The popular site “The Logical Indian” too attempted to raise questions about the GDP, albeit with dubious logic and poor English. The central question revolved around the data point in the GDP figures which is called “discrepancies”. The Deccan Chronicle chose to rename this technical term as “errors”, which made it appear as if the the GDP data itself is erroneous.
So what are these “Discrepancies”? It was well explained in this article on the Wall Street Journal:
Understanding these “discrepancies” requires first understanding that an economy’s size can be measured in three ways: by totalling up the value of all goods and services that are produced, by totalling up the amount that gets spent on those goods and services, or by totalling up what’s earned by selling those goods and services.
In theory, all three methods should yield the same number: GDP. In reality, it’s complicated. And in India, it’s even more complicated.
The country’s statisticians first calculate GDP from the production side, with GVA and taxes and subsidies as outlined above. They then compute another GDP estimate by adding up various kinds of spending, from personal consumption to business and government investment. But because timely, reliable spending data aren’t available in India, the two GDP estimates don’t usually match.
The difference between them is what’s labeled “discrepancies.” And this amount, whether positive or negative, gets added to the expenditure-based estimate in the reported data so that the two estimates come out equal, just as they would be in an ideal world.
In short, “discrepancies” is an element inserted just to balance the GDP equation, so that it fits the theoretical formula. The country’s chief statistician T.C.A. Anant further explained that:
Discrepancies don’t represent an actual part of the economy. They are inserted just to make an accounting relationship hold true. If India collected better data on expenditure, discrepancies would be closer to zero.

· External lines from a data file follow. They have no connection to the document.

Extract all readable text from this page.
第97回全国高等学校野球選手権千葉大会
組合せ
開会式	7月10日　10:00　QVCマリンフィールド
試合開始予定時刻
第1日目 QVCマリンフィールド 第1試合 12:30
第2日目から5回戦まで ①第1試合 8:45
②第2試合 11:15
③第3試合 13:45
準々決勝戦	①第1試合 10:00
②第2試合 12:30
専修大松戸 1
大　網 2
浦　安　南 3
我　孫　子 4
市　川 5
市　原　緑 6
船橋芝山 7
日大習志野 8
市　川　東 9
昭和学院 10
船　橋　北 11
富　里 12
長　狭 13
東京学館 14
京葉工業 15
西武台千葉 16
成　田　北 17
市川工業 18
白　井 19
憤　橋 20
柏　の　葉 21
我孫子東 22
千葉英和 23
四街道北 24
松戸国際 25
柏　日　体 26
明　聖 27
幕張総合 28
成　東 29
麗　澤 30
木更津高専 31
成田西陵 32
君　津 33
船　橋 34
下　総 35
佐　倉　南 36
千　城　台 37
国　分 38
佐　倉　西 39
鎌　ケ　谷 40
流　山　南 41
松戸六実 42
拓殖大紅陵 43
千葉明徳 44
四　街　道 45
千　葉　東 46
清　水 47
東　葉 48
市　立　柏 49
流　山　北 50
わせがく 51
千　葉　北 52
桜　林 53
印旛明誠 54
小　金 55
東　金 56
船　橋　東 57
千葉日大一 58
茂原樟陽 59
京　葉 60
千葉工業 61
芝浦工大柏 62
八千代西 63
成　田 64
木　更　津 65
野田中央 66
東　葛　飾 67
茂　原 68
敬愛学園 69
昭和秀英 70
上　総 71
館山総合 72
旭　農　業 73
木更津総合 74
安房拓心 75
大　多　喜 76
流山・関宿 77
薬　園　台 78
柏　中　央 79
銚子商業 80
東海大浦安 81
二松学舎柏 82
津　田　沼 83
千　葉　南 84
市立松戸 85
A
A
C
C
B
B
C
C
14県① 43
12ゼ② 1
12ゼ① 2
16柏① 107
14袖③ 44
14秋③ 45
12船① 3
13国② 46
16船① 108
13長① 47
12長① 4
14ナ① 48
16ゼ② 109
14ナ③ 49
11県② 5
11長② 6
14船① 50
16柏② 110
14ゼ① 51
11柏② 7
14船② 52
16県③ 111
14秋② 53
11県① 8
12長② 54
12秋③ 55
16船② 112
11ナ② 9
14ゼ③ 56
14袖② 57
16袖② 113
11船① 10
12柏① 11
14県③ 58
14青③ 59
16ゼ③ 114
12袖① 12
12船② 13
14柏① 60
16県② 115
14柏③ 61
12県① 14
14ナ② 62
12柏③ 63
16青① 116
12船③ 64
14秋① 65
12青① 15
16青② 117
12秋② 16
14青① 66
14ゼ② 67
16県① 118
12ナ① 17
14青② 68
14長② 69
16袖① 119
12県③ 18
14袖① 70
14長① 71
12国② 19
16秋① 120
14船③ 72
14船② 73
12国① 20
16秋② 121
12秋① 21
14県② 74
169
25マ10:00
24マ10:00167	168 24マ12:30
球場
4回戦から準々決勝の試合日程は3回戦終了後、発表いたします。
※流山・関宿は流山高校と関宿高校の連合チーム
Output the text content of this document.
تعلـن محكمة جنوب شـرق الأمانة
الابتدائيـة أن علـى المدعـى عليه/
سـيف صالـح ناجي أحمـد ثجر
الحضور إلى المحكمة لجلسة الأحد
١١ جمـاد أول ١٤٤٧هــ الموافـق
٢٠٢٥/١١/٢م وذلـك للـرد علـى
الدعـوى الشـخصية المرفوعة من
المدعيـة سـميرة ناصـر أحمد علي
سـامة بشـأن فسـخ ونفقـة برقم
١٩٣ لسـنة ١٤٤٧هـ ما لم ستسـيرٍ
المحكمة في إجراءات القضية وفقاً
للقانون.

In summation, India has more data from the supply side, but inadequate data from the expenditure or demand side, which is why although supply side information gives the correct picture due to better data availability, expenditure side information falls short, hence the variable which is unknown is labelled as “discrepancy”. “Discrepancies” are essentially a balancing item, but also represent components which do not fit into a specific category. Also, in case of India, inventory data is quite poor, so looking at both inventory and discrepancies helps narrow the impact over time. To call this discrepancy an “error” is nothing short of malicious intent.